Kafka 原始碼系列之分組消費的再平衡策略

ApacheKafka · 發表 2018-11-04 07:30:50

摘要：一， Kafka 消費模式從 kafka 消費訊息， kafka 客戶端提供兩種模式 : 分割槽消費，分組消費。分割槽消費對應的就是我們的 DirectKafkaInputDStream 分組消費對應的就是我們的 KafkaInputDStream 消費者...

一， Kafka 消費模式

從 kafka 消費訊息， kafka 客戶端提供兩種模式 : 分割槽消費，分組消費。

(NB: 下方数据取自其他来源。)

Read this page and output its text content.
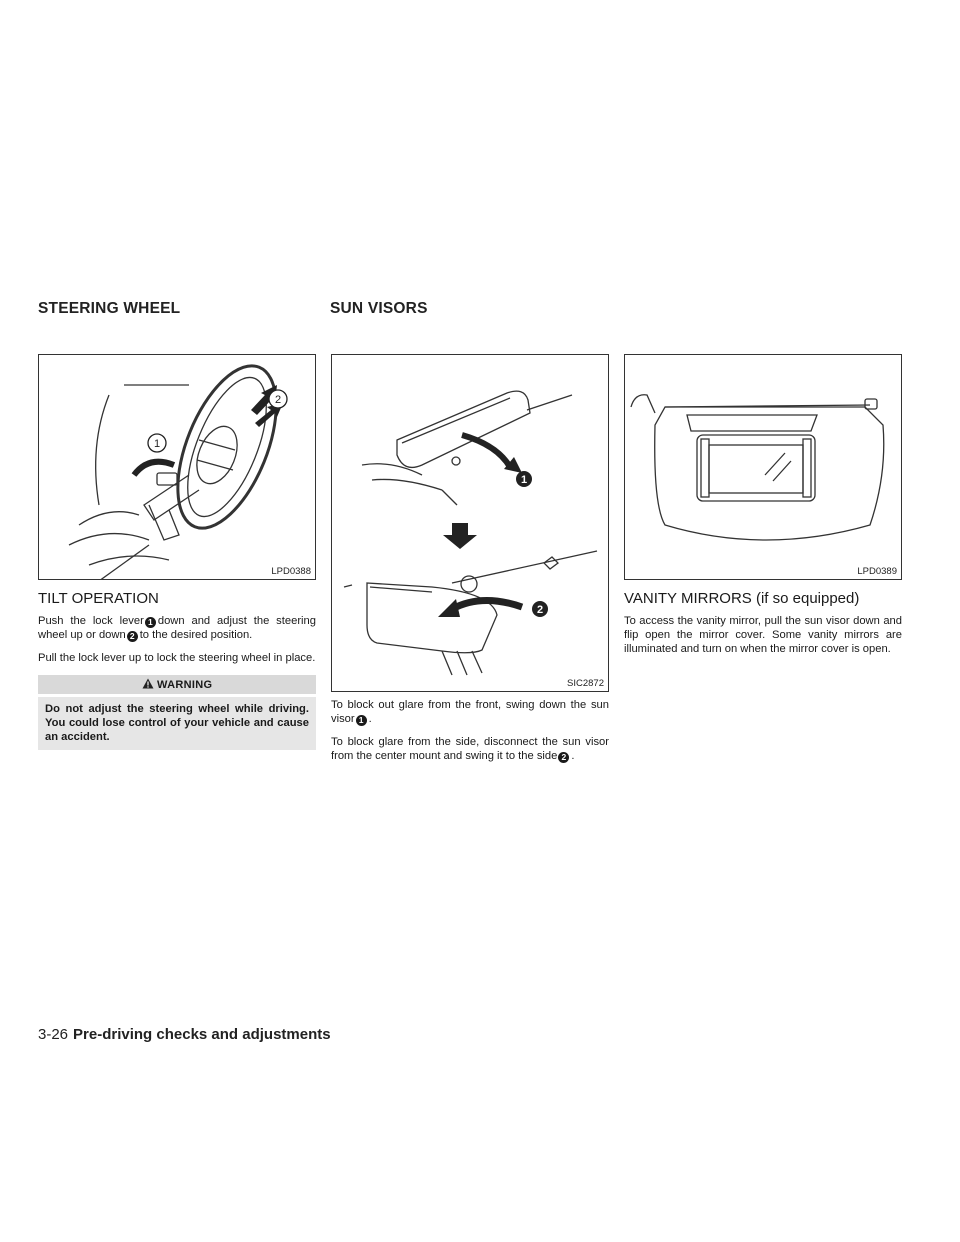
STEERING WHEEL	SUN VISORS
2
1
LPD0388
TILT OPERATION

Push the lock lever 1 down and adjust the steering wheel up or down 2 to the desired position.

Pull the lock lever up to lock the steering wheel in place.

WARNING
Do not adjust the steering wheel while driving. You could lose control of your vehicle and cause an accident.
1
2
SIC2872

To block out glare from the front, swing down the sun visor 1 .

To block glare from the side, disconnect the sun visor from the center mount and swing it to the side 2 .

LPD0389
VANITY MIRRORS (if so equipped)

To access the vanity mirror, pull the sun visor down and flip open the mirror cover. Some vanity mirrors are illuminated and turn on when the mirror cover is open.

3-26 Pre-driving checks and adjustments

分割槽消費對應的就是我們的 DirectKafkaInputDStream

分組消費對應的就是我們的 KafkaInputDStream

消費者數目跟分割槽數目的關係 :

1) ，一個消費者可以消費一個到全部分割槽資料

2) ，分組消費，同一個分組內所有消費者消費一份完整的資料，此時一個分割槽資料只能被一個消費者消費，而一個消費者可以消費多個分割槽資料

3) ，同一個消費組內，消費者數目大於分割槽數目後，消費者會有空餘 = 分割槽數 - 消費者數

二，分組消費的再平衡策略

當一個 group 中 , 有 consumer 加入或者離開時 , 會觸發 partitions 均衡 partition.assignment.strategy, 決定了 partition 分配給消費者的分配策略，有兩種分配策略：

1 ， org.apache.kafka.clients.consumer.RangeAssignor

預設採用的是這種再平衡方式，這種方式分配只是針對消費者訂閱的 topic 的單個 topic 所有分割槽再分配， Consumer Rebalance 的演算法如下：

1), 將目標 Topic 下的所有 Partirtion 排序，存於 TP

2), 對某 Consumer Group 下所有 Consumer 按照名字根據字典排序，存於 CG ，第 i 個 Consumer 記為 Ci

3),N=size(TP)/size(CG)

4),R=size(TP)%size(CG)

5),Ci 獲取的分割槽起始位置 =N*i+min(i,R)

6),Ci 獲取的分割槽總數 =N+(if (i+ 1 > R) 0 else 1)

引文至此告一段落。